The FLL is a part of the National Aeronautics and Space Administration (NASA) Armstrong Flight Research Center at Edwards, California. With its accessibility to the Rogers Dry Lake and the Edwards Air Force Base flight line, the FLL is ideally suited to conduct structural tests on many experimental vehicles. The FLL supports the broad spectrum of flight-research programs of NASA, Department of Defense, private industry, and other aerospace organizations.
Calibration setup for the LSRA/CV-990 aircraft in the Flight Loads Laboratory in 1994. The FLL consists of a large high-bay test area with adjacent laboratories, offices, and storage area. The 164- by 120-foot reinforced concrete floor contains tie-down slots to anchor test setups and is accessed from the entry ramp by a 136- by 40-foot door. The open area for testing is approximately 146 by 113 ft. A 5-ton rail crane with a maximum hook height of 39 ft services the entire test area floor.

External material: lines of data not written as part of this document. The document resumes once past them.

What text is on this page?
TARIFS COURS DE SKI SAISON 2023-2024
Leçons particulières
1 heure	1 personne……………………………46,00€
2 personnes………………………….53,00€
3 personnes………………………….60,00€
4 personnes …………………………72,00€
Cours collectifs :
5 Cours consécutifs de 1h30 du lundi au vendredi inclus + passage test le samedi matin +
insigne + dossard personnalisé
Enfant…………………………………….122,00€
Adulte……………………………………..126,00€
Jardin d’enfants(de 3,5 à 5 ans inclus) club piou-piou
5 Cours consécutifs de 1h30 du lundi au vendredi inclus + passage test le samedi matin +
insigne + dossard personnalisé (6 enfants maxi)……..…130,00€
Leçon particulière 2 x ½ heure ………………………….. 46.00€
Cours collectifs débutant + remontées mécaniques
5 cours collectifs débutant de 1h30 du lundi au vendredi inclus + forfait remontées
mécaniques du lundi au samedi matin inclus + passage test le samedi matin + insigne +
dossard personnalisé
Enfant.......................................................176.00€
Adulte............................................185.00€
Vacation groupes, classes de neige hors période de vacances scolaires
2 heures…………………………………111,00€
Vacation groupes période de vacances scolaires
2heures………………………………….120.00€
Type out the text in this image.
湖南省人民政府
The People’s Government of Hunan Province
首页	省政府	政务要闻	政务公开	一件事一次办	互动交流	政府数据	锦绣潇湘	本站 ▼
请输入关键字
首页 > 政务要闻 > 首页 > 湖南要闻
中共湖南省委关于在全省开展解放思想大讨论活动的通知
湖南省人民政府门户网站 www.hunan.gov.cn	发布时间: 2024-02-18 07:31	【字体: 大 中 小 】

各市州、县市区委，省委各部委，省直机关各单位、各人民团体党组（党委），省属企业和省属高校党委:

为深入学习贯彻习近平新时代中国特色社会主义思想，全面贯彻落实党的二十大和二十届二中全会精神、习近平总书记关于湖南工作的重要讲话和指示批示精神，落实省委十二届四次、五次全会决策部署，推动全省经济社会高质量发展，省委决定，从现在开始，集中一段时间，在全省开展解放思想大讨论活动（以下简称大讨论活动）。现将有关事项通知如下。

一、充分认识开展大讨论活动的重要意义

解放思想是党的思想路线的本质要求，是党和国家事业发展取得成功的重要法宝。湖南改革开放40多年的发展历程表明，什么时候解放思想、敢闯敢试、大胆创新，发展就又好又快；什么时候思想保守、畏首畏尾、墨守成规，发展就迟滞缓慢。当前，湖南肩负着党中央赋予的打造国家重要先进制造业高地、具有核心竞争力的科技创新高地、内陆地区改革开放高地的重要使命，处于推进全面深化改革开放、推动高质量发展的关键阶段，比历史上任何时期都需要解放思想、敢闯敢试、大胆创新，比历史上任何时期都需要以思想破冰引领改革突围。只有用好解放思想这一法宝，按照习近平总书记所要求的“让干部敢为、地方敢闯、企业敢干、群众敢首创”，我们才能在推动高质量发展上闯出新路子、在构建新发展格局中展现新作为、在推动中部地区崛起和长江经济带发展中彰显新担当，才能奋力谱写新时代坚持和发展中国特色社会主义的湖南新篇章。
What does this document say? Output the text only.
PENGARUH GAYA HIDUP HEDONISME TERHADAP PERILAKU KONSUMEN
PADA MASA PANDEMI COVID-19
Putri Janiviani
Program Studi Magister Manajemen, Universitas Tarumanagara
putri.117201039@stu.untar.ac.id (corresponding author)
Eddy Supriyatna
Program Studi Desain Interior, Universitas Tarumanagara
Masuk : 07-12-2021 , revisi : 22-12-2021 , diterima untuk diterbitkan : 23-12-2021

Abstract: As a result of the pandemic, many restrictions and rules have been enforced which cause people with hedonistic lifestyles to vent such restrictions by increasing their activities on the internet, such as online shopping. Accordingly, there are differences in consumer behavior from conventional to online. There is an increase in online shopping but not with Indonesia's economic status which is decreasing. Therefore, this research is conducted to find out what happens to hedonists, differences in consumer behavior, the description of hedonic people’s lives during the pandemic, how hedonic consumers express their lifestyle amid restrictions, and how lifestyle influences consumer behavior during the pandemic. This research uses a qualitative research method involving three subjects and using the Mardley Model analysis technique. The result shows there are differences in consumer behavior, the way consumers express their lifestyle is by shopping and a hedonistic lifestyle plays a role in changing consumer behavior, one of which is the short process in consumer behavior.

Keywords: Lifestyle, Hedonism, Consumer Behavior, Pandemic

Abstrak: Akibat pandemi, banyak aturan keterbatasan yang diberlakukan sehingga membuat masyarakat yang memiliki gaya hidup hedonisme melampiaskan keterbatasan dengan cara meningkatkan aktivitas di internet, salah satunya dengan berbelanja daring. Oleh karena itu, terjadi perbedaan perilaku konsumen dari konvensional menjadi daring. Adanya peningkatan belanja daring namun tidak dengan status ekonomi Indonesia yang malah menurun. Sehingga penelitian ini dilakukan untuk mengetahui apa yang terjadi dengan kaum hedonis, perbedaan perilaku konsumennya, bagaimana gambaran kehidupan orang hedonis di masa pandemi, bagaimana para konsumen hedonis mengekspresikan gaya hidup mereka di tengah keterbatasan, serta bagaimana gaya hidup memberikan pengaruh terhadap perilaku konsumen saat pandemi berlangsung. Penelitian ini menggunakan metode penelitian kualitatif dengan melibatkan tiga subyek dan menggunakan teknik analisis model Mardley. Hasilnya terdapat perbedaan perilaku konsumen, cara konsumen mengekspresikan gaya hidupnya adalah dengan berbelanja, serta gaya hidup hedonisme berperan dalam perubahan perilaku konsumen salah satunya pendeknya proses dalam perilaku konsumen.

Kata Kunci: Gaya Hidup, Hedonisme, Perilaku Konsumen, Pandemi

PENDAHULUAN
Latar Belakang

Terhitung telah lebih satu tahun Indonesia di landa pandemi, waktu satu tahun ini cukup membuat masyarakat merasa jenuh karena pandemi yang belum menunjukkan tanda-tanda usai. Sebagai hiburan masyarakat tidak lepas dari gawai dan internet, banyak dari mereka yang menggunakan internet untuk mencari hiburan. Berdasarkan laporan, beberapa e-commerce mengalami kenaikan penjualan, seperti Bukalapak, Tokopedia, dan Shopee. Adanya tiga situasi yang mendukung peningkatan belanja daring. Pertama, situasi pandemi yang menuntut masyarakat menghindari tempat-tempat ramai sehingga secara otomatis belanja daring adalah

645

The FLL incorporates systems for mechanical and thermal structural testing, as well as for data acquisition and test control. The data acquisition and test control room is on the second floor overlooking the main test area. Instrumentation and electronic support laboratories are also provided. Closed-circuit television for remote monitoring, a public address system, and a headset audio communications system are additional features of the FLL.